Egg Clutch
A clutch is the full set of eggs a female bird lays in a single nesting attempt — its size varies by species from a single egg to over a dozen.

Definition
A clutch is the complete set of eggs a female bird lays during a single nesting attempt, laid over consecutive days (typically one egg per day) before incubation begins. Clutch size is one of the most variable traits across birds: the common kestrel usually lays 3 to 6 eggs, while waterfowl such as the mallard or greylag goose commonly lay 8 to 12 — among the largest clutches of any bird group.
Clutch size broadly tracks a species' life-history strategy. Birds that live a long time, raise few young per attempt, and invest heavily in each chick — many raptors and seabirds — tend to lay small clutches, sometimes a single egg. Species with shorter lifespans, higher annual mortality, and the capacity to raise several broods in one season, common among many songbirds and waterfowl, tend to lay larger clutches, spreading reproductive risk across more eggs and more attempts.
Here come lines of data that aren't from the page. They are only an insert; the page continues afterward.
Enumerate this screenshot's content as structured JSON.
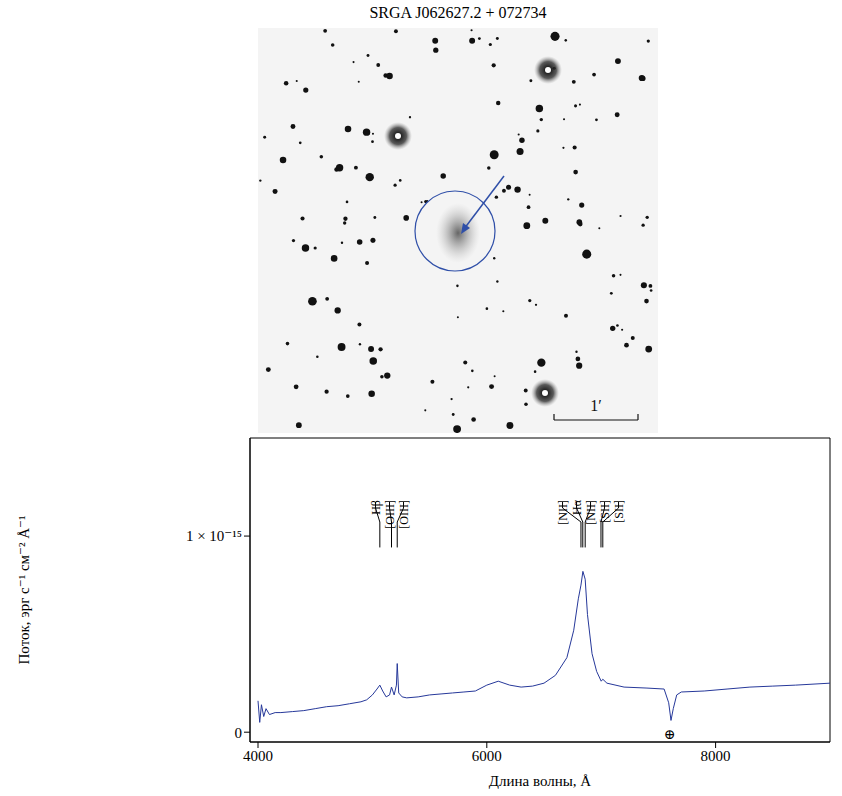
{
  "title": "SRGA J062627.2 + 072734",
  "image": {
    "scale_bar_label": "1′"
  },
  "chart_data": {
    "type": "line",
    "color": "#26389a",
    "x": [
      4000,
      4015,
      4030,
      4050,
      4070,
      4100,
      4150,
      4200,
      4300,
      4400,
      4500,
      4600,
      4700,
      4800,
      4900,
      4950,
      5000,
      5040,
      5065,
      5090,
      5120,
      5150,
      5167,
      5190,
      5210,
      5217,
      5230,
      5260,
      5300,
      5400,
      5500,
      5600,
      5700,
      5800,
      5900,
      6000,
      6100,
      6200,
      6300,
      6400,
      6500,
      6600,
      6700,
      6760,
      6800,
      6823,
      6840,
      6860,
      6880,
      6920,
      6960,
      7000,
      7014,
      7050,
      7200,
      7400,
      7550,
      7590,
      7610,
      7630,
      7660,
      7700,
      7900,
      8100,
      8300,
      8500,
      8700,
      9000
    ],
    "values": [
      1.6e-16,
      5e-17,
      1.4e-16,
      8e-17,
      1.2e-16,
      9e-17,
      1e-16,
      1e-16,
      1.05e-16,
      1.1e-16,
      1.2e-16,
      1.3e-16,
      1.35e-16,
      1.45e-16,
      1.55e-16,
      1.65e-16,
      1.9e-16,
      2.2e-16,
      2.4e-16,
      2.1e-16,
      1.8e-16,
      1.9e-16,
      2.3e-16,
      1.9e-16,
      2.4e-16,
      3.5e-16,
      2e-16,
      1.8e-16,
      1.75e-16,
      1.8e-16,
      1.9e-16,
      1.95e-16,
      2e-16,
      2.05e-16,
      2.1e-16,
      2.4e-16,
      2.6e-16,
      2.4e-16,
      2.3e-16,
      2.35e-16,
      2.5e-16,
      2.9e-16,
      3.8e-16,
      5.2e-16,
      6.8e-16,
      7.5e-16,
      8.2e-16,
      7.8e-16,
      6e-16,
      4e-16,
      3.1e-16,
      2.6e-16,
      2.7e-16,
      2.5e-16,
      2.3e-16,
      2.25e-16,
      2.2e-16,
      1.5e-16,
      6e-17,
      1.2e-16,
      1.9e-16,
      2.05e-16,
      2.1e-16,
      2.2e-16,
      2.3e-16,
      2.35e-16,
      2.4e-16,
      2.5e-16
    ],
    "xlim": [
      3930,
      9000
    ],
    "xticks": [
      4000,
      6000,
      8000
    ],
    "ylim": [
      -5e-17,
      1.5e-15
    ],
    "yticks": [
      0,
      {
        "value": 1e-15,
        "label": "1 × 10⁻¹⁵"
      }
    ],
    "x_label": "Длина волны, Å",
    "y_label": "Поток, эрг с⁻¹ см⁻² Å⁻¹",
    "annotations": [
      {
        "label": "Hβ",
        "x": 5065
      },
      {
        "label": "[OIII]",
        "x": 5167
      },
      {
        "label": "[OIII]",
        "x": 5217
      },
      {
        "label": "[NII]",
        "x": 6823
      },
      {
        "label": "Hα",
        "x": 6839
      },
      {
        "label": "[NII]",
        "x": 6860
      },
      {
        "label": "[SII]",
        "x": 6998
      },
      {
        "label": "[SII]",
        "x": 7014
      }
    ],
    "telluric": {
      "label": "⊕",
      "x": 7600
    }
  }
}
Why clutch size matters for observation
Clutch size interacts closely with incubation timing: because eggs are laid on separate days but many species do not begin serious incubation until the clutch is complete, all the chicks in a clutch typically hatch within a day or so of each other despite the eggs being laid days apart. Species that begin incubating from the first egg, by contrast, produce broods with staggered hatching and a range of chick sizes within the same nest — a pattern seen in several owl species, where a late chick may be considerably smaller than its older nest-mates.
Clutch size can also shift within a species depending on latitude, food supply, and breeding attempt: birds further north or with more abundant food often lay somewhat larger clutches than the same species breeding in poorer conditions further south, and a second or third clutch in a season is frequently smaller than the first.